Header.jpg Vastopolis Epidemic Outbreak Research

Background

Data Preparation

Visualization

 


Data Preparation

1. Extraction of relevant data: I have used the Text Explorer to analyze and extract the keywords that we need. For instance, “Flu”, “Cough”, “Fever”, “Chill”, “Cold”, and “Pain”. These keywords are indicators for us to locate the microblogs that were published by infected individuals.

2. Removal of Interference: Remove irrelevant data that involved with confusing keywords like “Fried Chicken Flu”, “Heartbroken” etc. These data are irrelevant while containing keywords that we mentioned above.

3. After the above process, I have manually split the created timestamp into date and time of the day.

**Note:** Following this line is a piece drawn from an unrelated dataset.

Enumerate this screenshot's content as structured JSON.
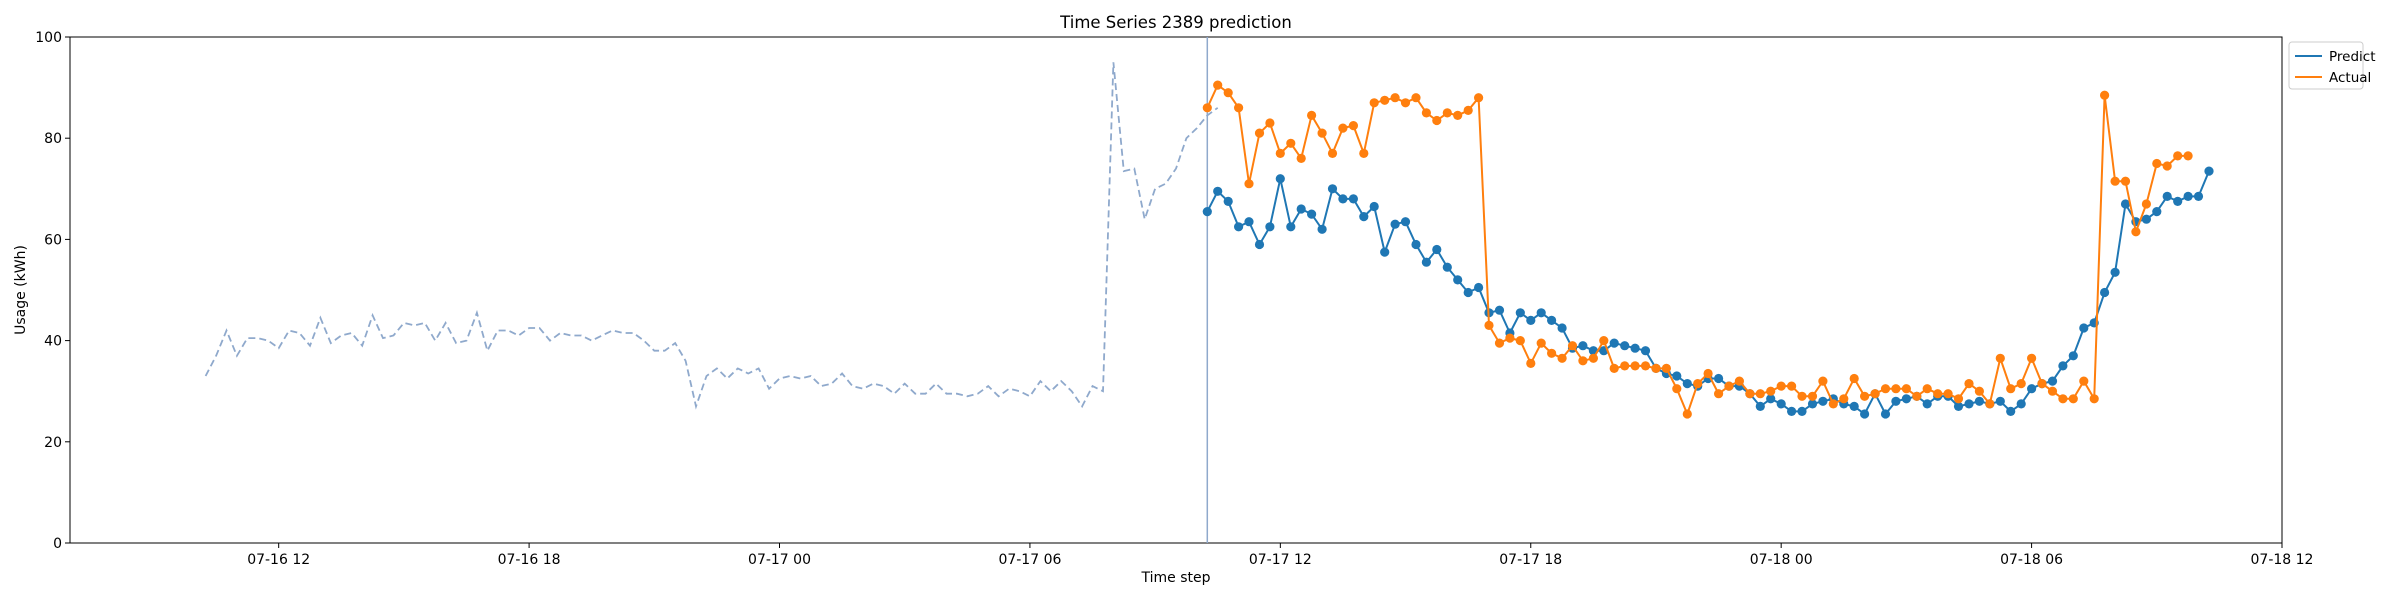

4. With the cleaned dataset, I have manually split the “Location” data into two columns of Latitude and Longitude in Excel. Moreover, I have binned the time of day into two categories: Day time (8:00 a.m. – 6:00 p.m.) and Night time (6:00 p.m. – 8:00 p.m.). This process is meant for further analysis of people’s daytime and nighttime moving patterns by its GPS location.

5. Additionally, to create a polygon diagram, I have binned the longitude into 10 bins and latitude into 5 bins. By categorizing the latitude and longitude, we can build up a 5*10 matrix.